É claro que estes pontos não invalidam toda a contribuição que estes gigantes da filosofia legaram ao Ocidente. Porém, é inegável que, ao se observarem tais pontos, algumas questões desumanas, hoje centrais para a defesa da dignidade humana, eram tidas como defensáveis mesmo por estes dois baluartes da filosofia antiga. Não somente os gregos, mas o código legal romano permitia que os pais abandonassem seus filhos(as) com alguma fraqueza ou deformação (MANGALWADI, 2012, p. 352).
As atrocidades transformadas em entretenimentos, como nos jogos de gladiadores e atividades degradantes de prostituição, aconteciam em épocas em que a razão grega e o direito romano “iluminavam” as relações greco-romanas.
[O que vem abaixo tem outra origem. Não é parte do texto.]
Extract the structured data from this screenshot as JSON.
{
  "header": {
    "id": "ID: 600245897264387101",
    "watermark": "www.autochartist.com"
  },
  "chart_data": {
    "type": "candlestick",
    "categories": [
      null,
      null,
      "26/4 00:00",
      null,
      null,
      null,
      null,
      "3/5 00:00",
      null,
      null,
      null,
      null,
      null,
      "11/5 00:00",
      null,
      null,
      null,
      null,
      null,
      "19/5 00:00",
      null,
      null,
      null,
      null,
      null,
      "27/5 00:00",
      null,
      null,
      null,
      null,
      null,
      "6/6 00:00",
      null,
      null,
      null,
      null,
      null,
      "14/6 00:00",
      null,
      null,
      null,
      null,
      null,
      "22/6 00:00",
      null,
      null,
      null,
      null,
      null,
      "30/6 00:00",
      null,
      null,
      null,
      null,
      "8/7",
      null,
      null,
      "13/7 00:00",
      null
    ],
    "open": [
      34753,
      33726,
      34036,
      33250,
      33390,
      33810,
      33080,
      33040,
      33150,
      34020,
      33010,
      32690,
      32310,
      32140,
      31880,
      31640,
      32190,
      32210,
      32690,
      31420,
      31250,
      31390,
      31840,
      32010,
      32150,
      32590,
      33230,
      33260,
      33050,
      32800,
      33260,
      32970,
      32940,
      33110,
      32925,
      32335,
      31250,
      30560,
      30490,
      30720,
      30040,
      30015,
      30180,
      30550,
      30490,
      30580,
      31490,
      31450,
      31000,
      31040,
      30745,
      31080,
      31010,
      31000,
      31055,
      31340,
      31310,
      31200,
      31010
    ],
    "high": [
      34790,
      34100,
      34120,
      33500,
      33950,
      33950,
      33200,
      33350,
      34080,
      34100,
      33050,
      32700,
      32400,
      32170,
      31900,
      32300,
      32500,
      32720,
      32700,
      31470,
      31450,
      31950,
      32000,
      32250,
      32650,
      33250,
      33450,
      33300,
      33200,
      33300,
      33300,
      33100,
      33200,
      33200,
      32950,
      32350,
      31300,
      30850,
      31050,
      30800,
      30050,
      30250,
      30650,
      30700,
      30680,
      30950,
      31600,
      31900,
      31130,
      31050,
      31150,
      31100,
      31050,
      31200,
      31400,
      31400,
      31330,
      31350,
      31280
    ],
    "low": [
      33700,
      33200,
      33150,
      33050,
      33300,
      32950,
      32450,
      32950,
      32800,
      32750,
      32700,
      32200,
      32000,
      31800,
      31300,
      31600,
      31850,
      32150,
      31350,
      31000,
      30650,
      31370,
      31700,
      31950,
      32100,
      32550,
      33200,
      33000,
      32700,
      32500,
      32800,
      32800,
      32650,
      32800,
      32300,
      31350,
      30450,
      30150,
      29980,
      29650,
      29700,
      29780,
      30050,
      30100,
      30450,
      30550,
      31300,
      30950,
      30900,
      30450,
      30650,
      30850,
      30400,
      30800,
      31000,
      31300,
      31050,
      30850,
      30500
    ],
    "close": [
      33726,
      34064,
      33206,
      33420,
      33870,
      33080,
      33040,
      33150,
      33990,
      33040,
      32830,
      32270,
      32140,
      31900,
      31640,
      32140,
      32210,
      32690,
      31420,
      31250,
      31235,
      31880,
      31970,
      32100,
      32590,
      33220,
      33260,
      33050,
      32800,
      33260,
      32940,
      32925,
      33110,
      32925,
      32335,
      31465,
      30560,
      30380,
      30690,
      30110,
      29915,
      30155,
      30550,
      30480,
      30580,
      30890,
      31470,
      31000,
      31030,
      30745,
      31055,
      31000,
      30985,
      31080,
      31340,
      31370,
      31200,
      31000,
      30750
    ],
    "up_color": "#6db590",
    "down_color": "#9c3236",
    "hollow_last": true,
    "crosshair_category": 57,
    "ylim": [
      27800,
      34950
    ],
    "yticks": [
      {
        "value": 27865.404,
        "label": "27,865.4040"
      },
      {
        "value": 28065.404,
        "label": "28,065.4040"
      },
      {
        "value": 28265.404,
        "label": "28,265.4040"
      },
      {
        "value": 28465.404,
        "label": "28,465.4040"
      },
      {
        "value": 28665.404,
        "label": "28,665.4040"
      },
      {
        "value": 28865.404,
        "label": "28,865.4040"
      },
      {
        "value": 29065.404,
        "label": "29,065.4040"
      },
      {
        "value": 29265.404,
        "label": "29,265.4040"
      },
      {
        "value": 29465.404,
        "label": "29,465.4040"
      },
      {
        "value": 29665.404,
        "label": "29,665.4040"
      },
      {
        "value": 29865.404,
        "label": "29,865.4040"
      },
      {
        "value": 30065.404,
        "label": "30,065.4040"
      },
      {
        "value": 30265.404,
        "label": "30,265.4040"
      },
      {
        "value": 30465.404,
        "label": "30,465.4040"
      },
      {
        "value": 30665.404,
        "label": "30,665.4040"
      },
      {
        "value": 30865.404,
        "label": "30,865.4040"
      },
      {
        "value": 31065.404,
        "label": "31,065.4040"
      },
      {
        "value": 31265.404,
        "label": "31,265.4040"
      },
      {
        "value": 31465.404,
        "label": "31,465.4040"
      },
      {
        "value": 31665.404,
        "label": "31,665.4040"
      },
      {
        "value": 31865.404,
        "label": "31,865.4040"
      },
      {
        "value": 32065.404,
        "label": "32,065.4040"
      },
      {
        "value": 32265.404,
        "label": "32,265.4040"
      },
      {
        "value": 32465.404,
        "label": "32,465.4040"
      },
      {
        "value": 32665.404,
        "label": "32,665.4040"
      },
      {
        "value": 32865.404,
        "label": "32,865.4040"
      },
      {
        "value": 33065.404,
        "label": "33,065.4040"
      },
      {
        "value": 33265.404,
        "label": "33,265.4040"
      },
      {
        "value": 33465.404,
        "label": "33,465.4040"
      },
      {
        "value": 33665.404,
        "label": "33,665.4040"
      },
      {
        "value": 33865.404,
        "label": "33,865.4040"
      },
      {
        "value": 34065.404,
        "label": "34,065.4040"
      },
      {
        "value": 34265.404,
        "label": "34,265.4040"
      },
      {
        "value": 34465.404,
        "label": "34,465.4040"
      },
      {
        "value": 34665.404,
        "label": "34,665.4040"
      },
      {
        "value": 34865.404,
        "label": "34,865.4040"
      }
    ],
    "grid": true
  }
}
A ideia de “olho-por-olho e dente-por-dente”, em que o agressor deveria ser punido da mesma forma ou com a mesma dor que ele causou a sua vítima, ainda era comum nas mais variadas civilizações antigas. Foi apenas com o advento da compaixão apregoada pela fé cristã que, verdadeiramente, o processo de humanização e de minimização da barbárie ocorreu.
O próprio pensador alemão mais paradoxal do século XIX, Friedrich Nietzsche (1844-1900), na obra Crepúsculo dos ídolos, dizia que o cristianismo é a religião antiariana por excelência, que o evangelho pregado aos pobres e humildes levou a uma insurreição conjunta das camadas baixas dos miseráveis e fracassados contra os superiores, de forma que a fraqueza da compaixão cristã venceu a força dos poderosos. Isso que dizer que, para além de uma tresloucada busca pela efetivação da vontade de poder, a humanidade se via agora sob o dilema presente no paradigma da compaixão cristã exposto pelos adeptos de um galileu fraco e crucificado (MANGALWADI, 2012, p. 348).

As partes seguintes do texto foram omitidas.